Más de uno está errando el tiro. Mucho se está polemizando sobre el activismo político de los obispos españoles coincidiendo con la larga precampaña electoral para los comicios generales del 9 de marzo sin conocer que son los propios obispos quienes están en plena campaña electoral para renovar la cúpula de la Conferencia Episcopal. Vamos a ver: hace cuatro años fue monseñor Blázquez, aquel al que denominaron "un tal Blázquez" los nacionalistas vascos cuando fue nombrado obispo de la diócesis de Bilbao, quien ganó contra todo pronóstico la presidencia de la ejecutiva católica española; el resultado fue tan ajustado que superó al soberbio -el calificativo fue pronunciado por un eclesiástico con despacho en la madrileña calle Añastro- monseñor Rouco Varela, a la sazón cardenal-arzobispo de Madrid, por apenas un voto.

Ahora toca rehacer aquel renglón torcido para que las aguas vuelvan a su cauce. No es que monseñor Blázquez, una persona que no lleva móvil, se abre él mismo la puerta del coche oficial e incluso lo conduce, tenga pátina de "cura rojo" o simplemente rebelde, simplemente es, según quienes le conocen de cerca, "un ser humano normal y corriente que actúa como tal esté donde esté".

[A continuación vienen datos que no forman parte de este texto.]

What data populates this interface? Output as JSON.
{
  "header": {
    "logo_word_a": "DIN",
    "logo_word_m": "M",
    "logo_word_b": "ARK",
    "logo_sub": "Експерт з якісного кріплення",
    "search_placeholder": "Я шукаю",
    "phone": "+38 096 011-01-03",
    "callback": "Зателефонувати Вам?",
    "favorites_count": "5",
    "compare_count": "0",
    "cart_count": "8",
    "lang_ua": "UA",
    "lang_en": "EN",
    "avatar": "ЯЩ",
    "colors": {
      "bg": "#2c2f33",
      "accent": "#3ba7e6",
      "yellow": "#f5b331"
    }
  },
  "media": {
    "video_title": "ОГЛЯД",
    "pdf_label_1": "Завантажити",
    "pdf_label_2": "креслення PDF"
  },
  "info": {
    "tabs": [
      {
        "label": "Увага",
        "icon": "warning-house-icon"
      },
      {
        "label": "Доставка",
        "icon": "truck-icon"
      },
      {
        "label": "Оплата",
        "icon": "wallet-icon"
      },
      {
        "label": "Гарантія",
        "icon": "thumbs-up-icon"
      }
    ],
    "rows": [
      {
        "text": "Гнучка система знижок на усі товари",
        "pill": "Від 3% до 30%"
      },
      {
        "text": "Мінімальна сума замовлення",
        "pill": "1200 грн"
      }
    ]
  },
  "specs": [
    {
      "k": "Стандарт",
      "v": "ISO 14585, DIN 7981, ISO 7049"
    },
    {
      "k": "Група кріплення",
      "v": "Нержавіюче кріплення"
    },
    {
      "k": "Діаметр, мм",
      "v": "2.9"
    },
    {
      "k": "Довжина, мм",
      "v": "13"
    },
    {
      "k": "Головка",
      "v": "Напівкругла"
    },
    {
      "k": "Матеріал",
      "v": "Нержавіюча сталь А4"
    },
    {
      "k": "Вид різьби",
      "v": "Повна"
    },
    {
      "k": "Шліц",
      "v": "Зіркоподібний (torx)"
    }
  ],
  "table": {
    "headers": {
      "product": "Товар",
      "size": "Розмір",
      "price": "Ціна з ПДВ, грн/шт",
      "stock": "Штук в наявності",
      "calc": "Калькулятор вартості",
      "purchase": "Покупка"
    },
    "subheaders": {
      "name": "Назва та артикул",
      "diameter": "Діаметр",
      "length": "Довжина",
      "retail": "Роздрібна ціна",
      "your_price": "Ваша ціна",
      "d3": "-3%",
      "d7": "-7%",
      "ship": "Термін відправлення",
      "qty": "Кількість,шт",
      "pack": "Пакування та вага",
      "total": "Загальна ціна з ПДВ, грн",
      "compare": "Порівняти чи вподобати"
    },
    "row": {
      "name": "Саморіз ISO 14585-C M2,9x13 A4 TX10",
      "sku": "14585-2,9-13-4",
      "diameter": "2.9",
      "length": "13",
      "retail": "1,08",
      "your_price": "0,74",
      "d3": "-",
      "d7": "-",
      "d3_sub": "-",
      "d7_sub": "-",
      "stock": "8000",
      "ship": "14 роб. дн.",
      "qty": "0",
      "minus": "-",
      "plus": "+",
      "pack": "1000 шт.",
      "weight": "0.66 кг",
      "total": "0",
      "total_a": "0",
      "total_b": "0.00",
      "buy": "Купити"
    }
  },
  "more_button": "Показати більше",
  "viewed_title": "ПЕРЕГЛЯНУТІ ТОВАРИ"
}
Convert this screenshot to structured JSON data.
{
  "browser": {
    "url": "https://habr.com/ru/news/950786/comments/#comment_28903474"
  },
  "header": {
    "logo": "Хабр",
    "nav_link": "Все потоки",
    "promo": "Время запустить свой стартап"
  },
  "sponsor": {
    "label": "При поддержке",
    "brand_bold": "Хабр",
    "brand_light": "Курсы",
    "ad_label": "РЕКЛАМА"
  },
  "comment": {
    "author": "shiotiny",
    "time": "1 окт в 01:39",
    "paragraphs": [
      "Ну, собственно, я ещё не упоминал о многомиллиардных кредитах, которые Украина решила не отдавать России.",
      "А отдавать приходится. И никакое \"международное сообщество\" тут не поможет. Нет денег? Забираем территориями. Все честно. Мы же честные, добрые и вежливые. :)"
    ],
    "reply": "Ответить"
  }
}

De modo y manera que buena parte de la estrategia que está desarrollando el sector más retrógrado del catolicismo en España, con el jesuita atípico Juan Antonio Martínez Camino como muñidor -"una persona que tiene grandes carencias de virtudes humanas", en opinión del mismo eclesiástico- va dirigida a establecer el caldo apropiado para que el día de la votación, la de los obispos, haya una mayoría "amplia y suficiente" para que no quede ninguna duda de quienes mandan en el catolicismo español. Metidos en esa vorágine los obispos, al menos una parte significativa de ellos, han salido por primera vez en democracia de manifestación reivindicativa por las calles de Madrid como si fueran sindicalistas, han reavivado su particular memoria histórica adelantándose a la promovida por el Gobierno y aprobada por el parlamento y han hecho mítines políticos que nada tienen que ver con los congresos ecuarísticos o marianos de antaño. Todo por la vuelta a la normalidad y la recuperación del poder absoluto.

La Iglesia católica en España tiene dos problemas: el primero de ellos de orden moral o religioso y consiste en la pérdida de adeptos que avanza al galope -no hay más que ver la evolución de los ingresos en los seminarios -; el segundo es consecuencia del primero y no es otra cosa que la financiación; si se estrecha la masa social los recursos propios disminuyen y por lo tanto, en previsión de que en un futuro no muy lejano alguien tenga la ocurrencia de eliminar las ayudas públicas que se reciben -por ejemplo, vía los conciertos con los centros escolares- hay que mantener posiciones fuertes, con profundas trincheras, altas murallas y aguerridos comandantes.

La batalla va a ser dura, larga y con elevadas pérdidas; ergo, hay que pertrecharse y desplegarse en todos los frentes. Es cuestión de mera supervivencia. Los obispos, o buena parte de ellos, no se fían ni de ZP ni de la sonrisa y buenas maneras de María Teresa Fernández de la Vega. No es casualidad que uno de los comandantes en jefe más aguerridos en la operación de reconquista del poder sea monseñor García-Gasco, arzobispo de Valencia, precisamente la circunscripción electoral de la vicepresidenta primera del Gobierno.